Walking out of Phuket International Airport—a full 24 hours after entering Stockholm Arlanda—I am still not in a hurry. For the next seven days, like it or not, I will be living at a hotel in Patong: a bustling resort town off the southwest coast of Thailand. Making the most of it, I stretch across my king-size bed and bask in the AC. Reading, writing, and lounging by the pool, I blur through a week of semi-quarantine like it’s a long layover.
At last on Koh Lipe, my one-time island home, I move with unexpected urgency from the boat to the beach. I’m excited, yet hesitant, to see so many old friends. Most, after two long years, seem hardened by the unexpected, tragic, and unavoidable. Yet many appear to have softened at their edges through the acceptance of the same.
“We are flowers,” Joel Latner wrote in The Gestalt Therapy Book (1973). “Within each of us is the seed of our potential. As we grow, we grow in accord with our possibilities. (In our case, the different possibilities of being human.) If the conditions are good, if there is adequate sunlight, warmth, and nourishment, we will bloom with the beauty of which we are capable.”
I doubt many places on Earth have gone completely untouched during this pandemic. And I don’t expect the Kingdom of Thailand to be any different. But I’d like to believe that, in this place, I can still be me—that when I don’t get lucky, I can still make do.
In an episode of Apple TV’s hit show “Ted Lasso,” the title character (played by Jason Sudeikis) is giving a speech to his demoralized players after a streak of losses. “Now it may not work out how you think it will, or how you hope it does,” he tells them, “but believe me, it will all work out—exactly as it’s supposed to. Our job is to have zero expectations and just let go.”

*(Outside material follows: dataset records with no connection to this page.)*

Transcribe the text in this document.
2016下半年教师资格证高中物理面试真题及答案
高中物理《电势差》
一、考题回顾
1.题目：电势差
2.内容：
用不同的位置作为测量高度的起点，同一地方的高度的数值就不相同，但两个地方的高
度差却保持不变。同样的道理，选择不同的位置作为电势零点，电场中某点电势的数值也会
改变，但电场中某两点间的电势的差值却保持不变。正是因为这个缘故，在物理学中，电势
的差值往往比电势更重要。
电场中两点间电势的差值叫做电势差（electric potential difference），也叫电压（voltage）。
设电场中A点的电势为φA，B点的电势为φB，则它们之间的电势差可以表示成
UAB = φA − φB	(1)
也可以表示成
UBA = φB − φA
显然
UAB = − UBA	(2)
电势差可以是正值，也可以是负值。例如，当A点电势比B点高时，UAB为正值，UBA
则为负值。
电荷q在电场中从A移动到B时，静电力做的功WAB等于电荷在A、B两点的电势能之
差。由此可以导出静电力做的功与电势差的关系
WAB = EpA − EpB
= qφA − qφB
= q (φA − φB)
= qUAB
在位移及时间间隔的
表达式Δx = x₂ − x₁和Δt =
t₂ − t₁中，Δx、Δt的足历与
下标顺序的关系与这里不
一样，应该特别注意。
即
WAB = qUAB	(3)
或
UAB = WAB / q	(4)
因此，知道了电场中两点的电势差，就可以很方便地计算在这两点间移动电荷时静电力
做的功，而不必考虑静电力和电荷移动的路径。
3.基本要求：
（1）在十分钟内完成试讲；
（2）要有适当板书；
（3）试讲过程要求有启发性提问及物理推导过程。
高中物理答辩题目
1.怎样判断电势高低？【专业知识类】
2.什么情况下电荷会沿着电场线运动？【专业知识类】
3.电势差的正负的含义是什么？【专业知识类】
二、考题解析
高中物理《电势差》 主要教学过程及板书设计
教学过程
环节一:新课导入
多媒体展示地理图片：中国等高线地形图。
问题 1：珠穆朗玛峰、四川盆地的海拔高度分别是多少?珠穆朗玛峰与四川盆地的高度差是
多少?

From my tiny bungalow, nestled in the jungle, I can walk to the beach in 30 seconds. The spiders the geckos don’t eat catch some of the mosquitos. So, for now, they can stay. But the roaches (the ones I’ve seen) have all been evicted with a well-aimed shoe. There’s no hot water or air-conditioning. And my fan, while I sleep, just sort of blows the balmy air around the room. At the moment, my whole life is ambient: the perpetual accumulation of whatever is right here, right now.
Later in the season, I might get some work. But for the time being, there’s little to no demand for freelance divemasters. So, I fill my days in paradise as best as I can: I do yoga every morning, then cool off in the sea. I eat too well and drink lots of coffee. I read and write and make art from trash. The routine I stumble into is actually better than I’d hoped for, less than I wanted, and more than I need. Everything in my little life brings me joy.
“If you have the awareness that the whole drama of your life is the result of what you believe, and what you believe is not real, then you can begin to change it,” Don Miguel Ruiz wrote in The Four Agreements.
Tonight, a sudden downpour turns the sloping road running past my home into a river. Below my balcony, I can hear a torrent of water rushing past. Then the lightening splits the darkness, and I can see. My neighbor—an aspiring Master Diver from Austria in his sixties—yells something over to me but it gets lost in the rain.
“What’s that, Günther!?”
“My dear! Now zis is really some-sing!”
It sure is, Günther.
We are eight nautical miles offshore, and 25 meters down (over 80 feet), when the visibility goes to shit and the current starts trying to drag us out into the open ocean. The other guide, my boss, takes the first panicked diver to the surface alone. Leaving me with seven anxious customers that, at this point, I’m simply trying not to lose. All our expectations about how this dive was going to go suddenly mean nothing. Which I’m no more thrilled about than anyone else. But this is our new reality. And our only choice now is to make do.
I have been here before. Not in Bangkok. And obviously not at this cafe (which happens to have the best scones I have ever tasted). But I have been here—staring off into space with an open paperback in my lap, scanning my present life for traces of the one I was imagining. Did the past three months happen as I’m remembering them? Did the past two years??
“Misfortune has a way of choosing some unprecedented means or other of impressing its power on those who might be said to have forgotten it,” Seneca wrote. The more clearly we can see some potential future—the harder we squint at it, trying to make it real—the more destabilized we become when that vision turns to vapor.
Emotionally, I have been in few worse situations. But what is unbearable, I’ve found, is relative to who we are when the worst happens. Unfortunately, before I knew that the worst was happening, I had already run out of ways to prevent it. (The list of “things I can control” is a painfully short one.)
So now, here—on the other side of what my bones have told me, since we met, was impossible—I must simply accept. When my heart is breaking—when it feels like Nature herself has turned against me—I know there’s still one thing I can do (the last item on the list): I can still be me.